- Born: Abia State, Nigeria
- Education: University of Port Harcourt (BSc, MSc, PhD)
- Occupations: Biochemist Environmental scientist Toxicologist
- Years active: 2003 - present
- Known for: L'Oréal-UNESCO Awards for Women in Science Phytoremediation

= Eucharia Oluchi Nwaichi =

Nigerian toxicology biochemist

Eucharia Oluchi Nwaichi is a Nigerian environmental biochemist, soil scientist and toxicologist.

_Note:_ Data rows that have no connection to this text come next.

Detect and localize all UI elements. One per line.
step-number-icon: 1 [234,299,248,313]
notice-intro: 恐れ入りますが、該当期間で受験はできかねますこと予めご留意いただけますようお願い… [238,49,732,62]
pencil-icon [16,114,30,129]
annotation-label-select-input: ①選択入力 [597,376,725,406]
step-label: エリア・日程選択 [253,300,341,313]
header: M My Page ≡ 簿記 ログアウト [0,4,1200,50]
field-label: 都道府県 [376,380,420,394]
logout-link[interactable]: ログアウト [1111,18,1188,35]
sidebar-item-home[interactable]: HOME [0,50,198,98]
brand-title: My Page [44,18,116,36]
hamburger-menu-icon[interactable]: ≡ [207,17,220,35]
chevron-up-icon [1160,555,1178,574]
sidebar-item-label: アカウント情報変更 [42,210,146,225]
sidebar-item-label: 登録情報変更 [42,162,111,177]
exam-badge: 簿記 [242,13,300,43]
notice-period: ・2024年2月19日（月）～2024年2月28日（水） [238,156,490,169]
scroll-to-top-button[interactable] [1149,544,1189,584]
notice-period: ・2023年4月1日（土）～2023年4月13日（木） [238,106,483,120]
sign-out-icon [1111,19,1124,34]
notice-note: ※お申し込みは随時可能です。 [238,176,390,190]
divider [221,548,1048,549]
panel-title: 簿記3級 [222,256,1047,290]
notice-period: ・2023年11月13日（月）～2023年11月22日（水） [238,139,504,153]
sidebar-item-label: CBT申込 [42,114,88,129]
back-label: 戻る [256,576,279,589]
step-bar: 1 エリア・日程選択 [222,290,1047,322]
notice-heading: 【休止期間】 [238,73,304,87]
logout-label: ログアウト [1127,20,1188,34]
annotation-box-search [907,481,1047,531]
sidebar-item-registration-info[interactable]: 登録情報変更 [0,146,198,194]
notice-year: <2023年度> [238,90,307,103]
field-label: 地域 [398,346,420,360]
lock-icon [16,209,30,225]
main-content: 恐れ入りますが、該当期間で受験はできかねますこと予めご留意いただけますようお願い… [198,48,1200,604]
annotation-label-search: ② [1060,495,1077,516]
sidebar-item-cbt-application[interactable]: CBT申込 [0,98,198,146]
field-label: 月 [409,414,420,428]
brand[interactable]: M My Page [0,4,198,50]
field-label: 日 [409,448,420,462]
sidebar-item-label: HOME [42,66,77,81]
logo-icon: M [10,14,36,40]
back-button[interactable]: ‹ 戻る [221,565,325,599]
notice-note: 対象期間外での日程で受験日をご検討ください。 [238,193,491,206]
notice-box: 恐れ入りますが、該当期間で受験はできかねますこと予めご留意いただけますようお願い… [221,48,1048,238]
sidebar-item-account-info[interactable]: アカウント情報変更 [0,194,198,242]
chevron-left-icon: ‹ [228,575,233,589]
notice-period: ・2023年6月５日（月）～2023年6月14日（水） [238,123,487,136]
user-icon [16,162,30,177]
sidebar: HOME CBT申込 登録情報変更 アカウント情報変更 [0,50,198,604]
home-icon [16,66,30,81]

Her research interest focus on waste management, pollution prevention and phytoremediation, which involves the treatment of environmental problems (bioremediation) through the use of local plants that mitigate the environmental problem without the need to excavate the contaminant material and dispose of it elsewhere. She is an expert in elimination of toxic heavy metal such as cadmium, copper, mercury, lead and arsenic from contaminated soil.

==Education and career==
She holds a B.Sc., an M.Sc. and a Ph.D. in Biochemistry all from the University of Port Harcourt where she later became a senior lecturer.
Before she joined the services of the University of Port Harcourt, she worked at Shell Oil Company for one year (2009 - 2010).

She was made an international fellow at the 2013 L’Oréal-UNESCO Awards in Physical Sciences.

She is a member of several academic organizations, such as the Organization for Women in Science for the Developing World, American Chemical Society, International Society For Environmental Technology, International Phytotechnology Society, Society for Functional Foods and Bioactive Compounds and the Nigerian Institute of Management.

In 2022 she was awarded the John Maddox Prize.